Asterisk behavior with directmedia=yes and nat=yes

Hi,

I have two cisco phones .

phone A is behind NAT and phone-B is in public netwrok.

I configured directmedia=yes.

Now, when I try to call Phone-B to A,

Phone-B sends INVITE to asterisk.

asterisk sends INVITE to A(with its own media IP and port).
A sends back 200 OK.
asterisk sends 200 OK to B.
both asterisk and phone-B sends RTP packets to A.

question #1: here is why asterisk is sending 200 OK to B even before it is sending RE-INVITE with phone-B media ?
Is this expected ? I feel that B should receive 200 OK only after asterisk sends re-INVITE with B’s media.

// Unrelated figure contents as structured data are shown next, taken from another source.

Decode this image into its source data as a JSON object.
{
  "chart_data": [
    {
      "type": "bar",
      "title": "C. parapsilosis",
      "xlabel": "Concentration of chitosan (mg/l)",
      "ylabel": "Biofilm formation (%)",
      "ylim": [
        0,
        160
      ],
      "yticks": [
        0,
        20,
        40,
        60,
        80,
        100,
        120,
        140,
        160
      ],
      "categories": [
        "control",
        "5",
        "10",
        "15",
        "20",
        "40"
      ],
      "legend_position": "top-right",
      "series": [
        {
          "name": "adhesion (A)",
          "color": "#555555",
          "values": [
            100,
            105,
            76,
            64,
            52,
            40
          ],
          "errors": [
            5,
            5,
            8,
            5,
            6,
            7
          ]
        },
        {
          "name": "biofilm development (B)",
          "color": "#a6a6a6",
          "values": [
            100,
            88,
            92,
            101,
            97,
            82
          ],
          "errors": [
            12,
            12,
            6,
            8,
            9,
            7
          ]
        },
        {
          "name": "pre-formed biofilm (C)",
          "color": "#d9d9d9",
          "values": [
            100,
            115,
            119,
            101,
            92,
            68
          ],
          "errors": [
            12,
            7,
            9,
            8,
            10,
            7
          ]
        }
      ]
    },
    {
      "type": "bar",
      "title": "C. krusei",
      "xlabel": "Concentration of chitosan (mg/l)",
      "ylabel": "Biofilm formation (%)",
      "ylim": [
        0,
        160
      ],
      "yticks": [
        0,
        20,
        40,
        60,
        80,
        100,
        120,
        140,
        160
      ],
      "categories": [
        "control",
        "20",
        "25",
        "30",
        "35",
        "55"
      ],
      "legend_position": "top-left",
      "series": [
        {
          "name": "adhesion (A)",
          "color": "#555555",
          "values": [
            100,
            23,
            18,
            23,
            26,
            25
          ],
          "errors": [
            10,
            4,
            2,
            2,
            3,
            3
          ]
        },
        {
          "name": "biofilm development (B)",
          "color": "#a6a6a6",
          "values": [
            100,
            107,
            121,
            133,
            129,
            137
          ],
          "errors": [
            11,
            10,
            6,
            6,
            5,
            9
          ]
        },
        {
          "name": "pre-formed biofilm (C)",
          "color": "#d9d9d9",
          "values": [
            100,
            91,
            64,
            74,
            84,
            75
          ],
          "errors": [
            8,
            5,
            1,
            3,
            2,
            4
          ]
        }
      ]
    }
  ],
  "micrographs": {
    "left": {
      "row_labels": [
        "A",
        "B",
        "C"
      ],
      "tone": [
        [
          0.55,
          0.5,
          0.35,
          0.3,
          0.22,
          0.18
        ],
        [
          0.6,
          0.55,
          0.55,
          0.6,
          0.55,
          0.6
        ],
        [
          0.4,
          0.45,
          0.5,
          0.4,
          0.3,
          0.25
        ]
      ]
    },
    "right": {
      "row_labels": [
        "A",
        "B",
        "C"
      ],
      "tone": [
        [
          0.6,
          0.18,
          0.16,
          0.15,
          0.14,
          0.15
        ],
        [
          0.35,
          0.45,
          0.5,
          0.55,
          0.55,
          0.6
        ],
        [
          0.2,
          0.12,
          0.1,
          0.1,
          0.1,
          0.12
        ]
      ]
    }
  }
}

Now, asterisk sends RE-INVITE with Phone-B media
A sends back 200 OK to asterisk.

question #2: What settings I should make to not create media session between asterisk and A.

thanks,
nagaraju

It does it that way because that is how it does it.

There is an option that will try and establish direct media on the initial exchange, but it used to be buggy.

You stop directmedia by using directmedia=no on at least one side - typically the NATted side.

You do not configure a NATted connection using nat=, you use externip/externaddr/stunaddr.

nat=yes is deprecated in version 11.

Hi David,

Thanks for the reply.

One thing I am not clear is why should B send RTP packet to A, even before asterisk sends B’s media info to A ?

This will impact the pinhole behavior in NAT device rite ?

Thanks,
Nagaraju

“rite” is not a valid word here.

You will need to provide a trace of the SDP and RTP exchanges, as I can’t really work out exactly what you are doing from your description.

Hi David,

I am new to SIP and Asterisk, so excuse me for any blunt questions.

Let me explain in detail what I am observing.

My Setup:

Phone A(10.1.1.4) ---- NAT ---- SWITCH------Phone-B(40.1.1.4)
|
Asterisk(40.1.1.100)

I have settings nat=yes for A and nat=no for B.
Now when I enable directmedia=yes and try to call from B to A.

  1. B sends INVITE to Asterisk with SDP 40.1.1.4.
  2. Asterisk sends INVITE to A with Asterisk SDP 40.1.1.100
  3. A replies 200 OK to Asterisk with its SDP(10.1.1.4)
  4. Asterisk sends this 200 OK to B with A’s SDP(10.1.1.4) info.
  5. Asterisk sends RTP packet to A’s SDP
  6. Now B sends RTP packet to A’s SDP but it fails due to lack of pinhole.
  7. Asterisk sends INVITE to A with B’s SDP info 40.1.1.4
  8. A replies 200 OK with same SDP as it sent earlier.
  9. Asterisk again sends this 200 OK to B

Now, the issue at step 6 will be solved if we keep step 4 after step 8.

I just want to understand why step 4 is kept after 3 and not after 8 ?, which logically makes sense.

Again sorry for any stupid questions :cry:

Normally you would set directmedia to no for B.

NAT and SIP fit together rather uncomfortably, so you are going to need a detailed understanding of the individual nat= options (nat=yes is deprecated, probably for this reason, from version 11), and how the router and phone handle such environments. In particular, routers that use SIPALG are known to cause problems. I know neither enough about your system, nor the subtleties of the NAT workrounds in Asterisk, to say much more than don’t try for direct media.

You might want to look into (from the documentation for the trunk version):

[quote];directrtpsetup=yes ; Enable the new experimental direct RTP setup. This sets up
; the call directly with media peer-2-peer without re-invites.
; Will not work for video and cases where the callee sends
; RTP payloads and fmtp headers in the 200 OK that does not match the
; callers INVITE. This will also fail if directmedia is enabled when
; the device is actually behind NAT.
[/quote]

But you should note that this has been classed as experimental for many years.